Bluebonnets continue to bloom in my decomposed granite pathways. Behind the Bluebonnets are the yellow flowers of Four Nerve Daisies. On the opposite side of the pathway are the purple flowers of Gulf Coast Penstemon and the red flowers of Autumn Sage.
Purple flowers of Mealycup Sage surround the pink flowers of Husker Red Penstemon. Husker Red is a red leafed cultivar of a native penstemon.
More Gulf Coast Penstemon form a backdrop for Four Nerve Daisy. In the right background is an American Basket Flower that is getting ready to bloom.
In the parkway area between the street and sidewalk, the Snake Herb has greened up. This is a fast growing groundcover for hot, dry areas.
If you look close, there are purple flowers on the stems. I found out last year that this plant has seed pods that are much like the dreaded Mexican Petunia. When the dry seedpods get wet, they explode and seeds fly everywhere. I am thinking about the future of this plant in my garden.
A little farther down the parkway are more Bluebonnets. The plants grow very well in the decomposed granite here. The flowers are few now and the seed pods are maturing.
Winecup, Prairie Verbena, and more Four Nerve Daisies grow near Yucca glauca.
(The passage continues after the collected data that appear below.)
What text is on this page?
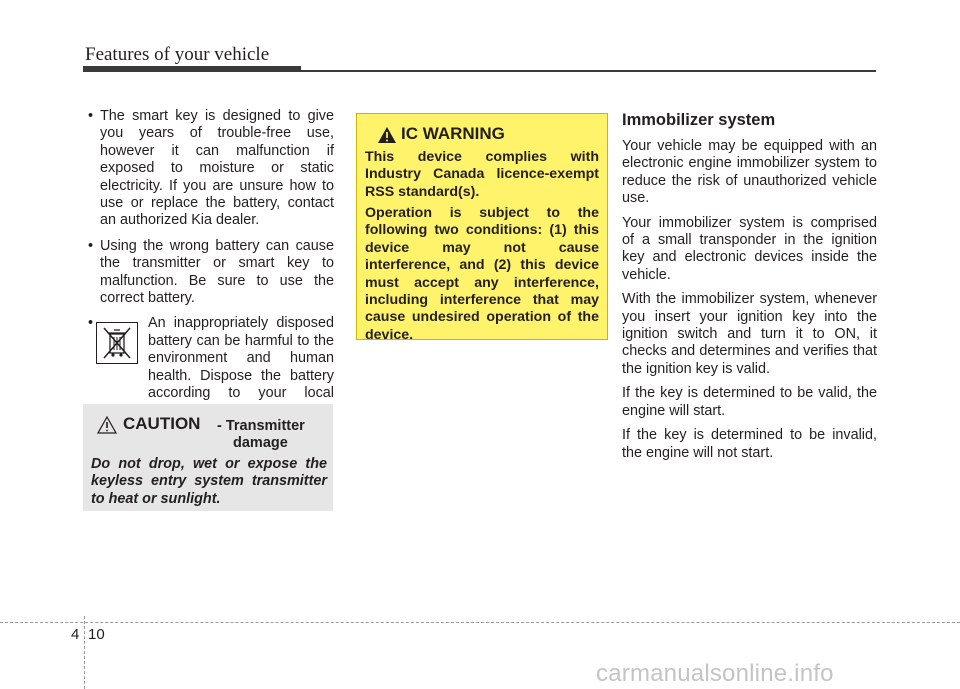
Features of your vehicle
• The smart key is designed to give you years of trouble-free use, however it can malfunction if exposed to moisture or static electricity. If you are unsure how to use or replace the battery, contact an authorized Kia dealer.
• Using the wrong battery can cause the transmitter or smart key to malfunction. Be sure to use the correct battery.
•	An inappropriately disposed battery can be harmful to the environment and human health. Dispose the battery according to your local
CAUTION - Transmitter
damage
Do not drop, wet or expose the keyless entry system transmitter to heat or sunlight.
IC WARNING
This device complies with Industry Canada licence-exempt RSS standard(s).
Operation is subject to the following two conditions: (1) this device may not cause interference, and (2) this device must accept any interference, including interference that may cause undesired operation of the device.
Immobilizer system
Your vehicle may be equipped with an electronic engine immobilizer system to reduce the risk of unauthorized vehicle use.
Your immobilizer system is comprised of a small transponder in the ignition key and electronic devices inside the vehicle.
With the immobilizer system, whenever you insert your ignition key into the ignition switch and turn it to ON, it checks and determines and verifies that the ignition key is valid.
If the key is determined to be valid, the engine will start.
If the key is determined to be invalid, the engine will not start.
4 10
carmanualsonline.info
The bright yellow flowers of Missouri Primrose open in late afternoon and close the following morning.
Chocolate Daisy fills the air with a chocolaty perfume scent in the mornings.
Lanceleaf Coreopsis blooms after surviving a bout with a beetle that I think is the same one Sheryl described at Window on a Texas Wildscape.
More Husker Red and Mealycup. Black Sampson Coneflower will begin blooming soon. The tufts of green are Gayfeather which will not bloom until the fall.
Shrubby Purple Skullcap is quickly becoming a favorite.
Eastern Red Columbine is a welcome spring blooming wildflower.
Blackfoot Daisy blooms from spring through fall.
The unique flowers of Green Milkweed. Plants in the milkweed family are the sole host plants for monarch caterpillars. I saw just one monarch butterfly laying eggs on the milkweed plants this spring and it does not appear that any survived.
This is one of the descendants of an annual Gaura that I collected from a nearby field a few years ago.
Texas Betony grows at the base of False Indigo. Near the Texas Betony are Gregg's Mistflower and Heartleaf Skullcap, neither of which are blooming yet.
These are the flowers of Pale-Leaf Yucca.
So there you have it, a look at some of the wildflowers blooming in my garden during this National Wildflower Week. Some of these flowers will wrap up their blooming in the next few weeks and others will continue blooming through the end of the growing season. Still, others will not even begin blooming until later in the season. With a little planning or a lot of luck, as is the case with my garden, you can have an ever changing palette of wildflower color all year long.